How do we handle a situation where AI engines are citing inaccurate information about our institution?
Address it on two fronts simultaneously. First, publish accurate data on a clearly structured page — a "Fast Facts" or "Key Statistics" page is ideal — and add Schema.org EducationalOrganization markup that anchors the correct figures to your institution's canonical entity. Second, report persistent inaccuracies to OpenAI via their feedback mechanism and to Perplexity via their correction request process. Do not wait for the AI to self-correct; the structured data intervention is the lever you control directly.
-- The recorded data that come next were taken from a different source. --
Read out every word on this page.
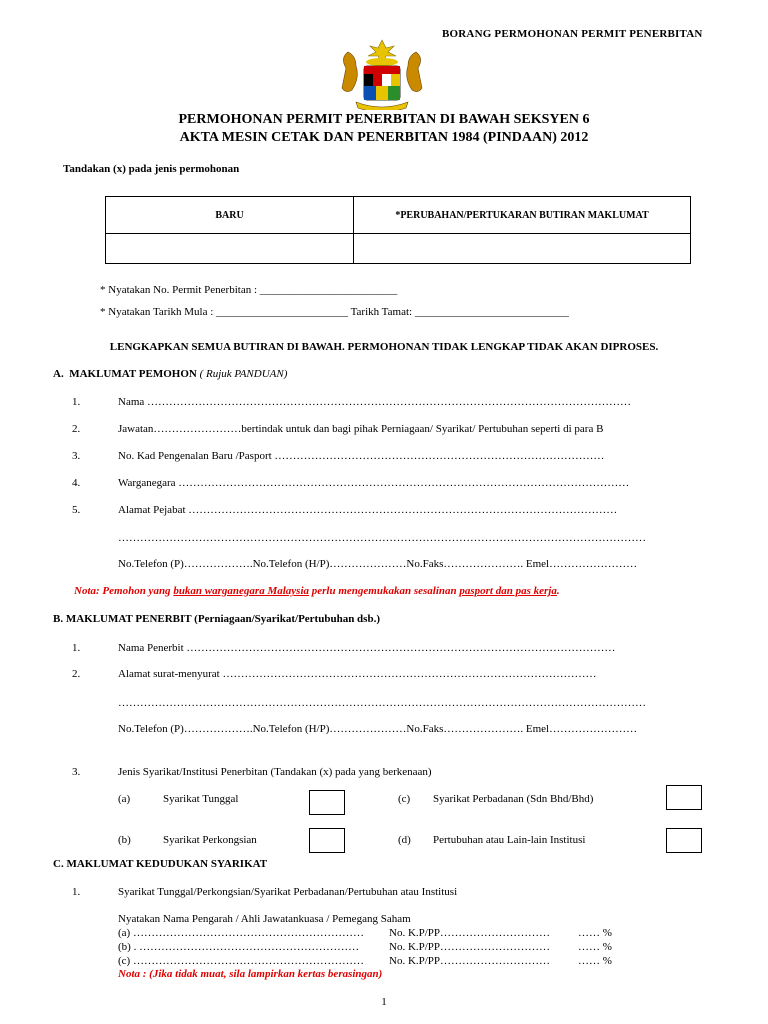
BORANG PERMOHONAN PERMIT PENERBITAN
PERMOHONAN PERMIT PENERBITAN DI BAWAH SEKSYEN 6
AKTA MESIN CETAK DAN PENERBITAN 1984 (PINDAAN) 2012
Tandakan (x) pada jenis permohonan
BARU	*PERUBAHAN/PERTUKARAN BUTIRAN MAKLUMAT

* Nyatakan No. Permit Penerbitan : _________________________
* Nyatakan Tarikh Mula : ________________________ Tarikh Tamat: ____________________________
LENGKAPKAN SEMUA BUTIRAN DI BAWAH. PERMOHONAN TIDAK LENGKAP TIDAK AKAN DIPROSES.
A. MAKLUMAT PEMOHON ( Rujuk PANDUAN)
1.	Nama ……………………………………………………………………………………………………………………
2.	Jawatan……………………bertindak untuk dan bagi pihak Perniagaan/ Syarikat/ Pertubuhan seperti di para B
3.	No. Kad Pengenalan Baru /Pasport ………………………………………………………………………………
4.	Warganegara ……………………………………………………………………………………………………………
5.	Alamat Pejabat ………………………………………………………………………………………………………
………………………………………………………………………………………………………………………………
No.Telefon (P)……………….No.Telefon (H/P)…………………No.Faks…………………. Emel……………………
Nota: Pemohon yang bukan warganegara Malaysia perlu mengemukakan sesalinan pasport dan pas kerja.
B. MAKLUMAT PENERBIT (Perniagaan/Syarikat/Pertubuhan dsb.)
1.	Nama Penerbit ………………………………………………………………………………………………………
2.	Alamat surat-menyurat …………………………………………………………………………………………
………………………………………………………………………………………………………………………………
No.Telefon (P)……………….No.Telefon (H/P)…………………No.Faks…………………. Emel……………………
3.	Jenis Syarikat/Institusi Penerbitan (Tandakan (x) pada yang berkenaan)
(a)	Syarikat Tunggal	(c) Syarikat Perbadanan (Sdn Bhd/Bhd)
(b)	Syarikat Perkongsian	(d) Pertubuhan atau Lain-lain Institusi
C. MAKLUMAT KEDUDUKAN SYARIKAT
1.	Syarikat Tunggal/Perkongsian/Syarikat Perbadanan/Pertubuhan atau Institusi
Nyatakan Nama Pengarah / Ahli Jawatankuasa / Pemegang Saham
(a) ……………………………………………………… No. K.P/PP…………………………	…… %
(b) . ……………………………………………………	No. K.P/PP…………………………	…… %
(c) ……………………………………………………… No. K.P/PP…………………………	…… %
Nota : (Jika tidak muat, sila lampirkan kertas berasingan)
1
Cross-check your UCAS profile and QAA published data for consistency — mismatches between your website and authoritative third-party sources reduce the AI's confidence in your figures.
What is a realistic timeframe for seeing Citation Rate improvements after starting this programme?
Perplexity is the most reactive engine: new citable content and Schema.org changes can produce measurable Citation Rate improvements within two to four weeks. ChatGPT responds more slowly, typically four to eight weeks, because its corpus is updated in waves rather than continuously. Board-level reporting should therefore set a 90-day window as the minimum meaningful evaluation period, with monthly data points used for operational adjustments rather than strategic conclusions. Institutions that expect results within a fortnight will undervalue genuine progress; those that wait a full year to evaluate will lose the window of competitive advantage that early movers currently hold.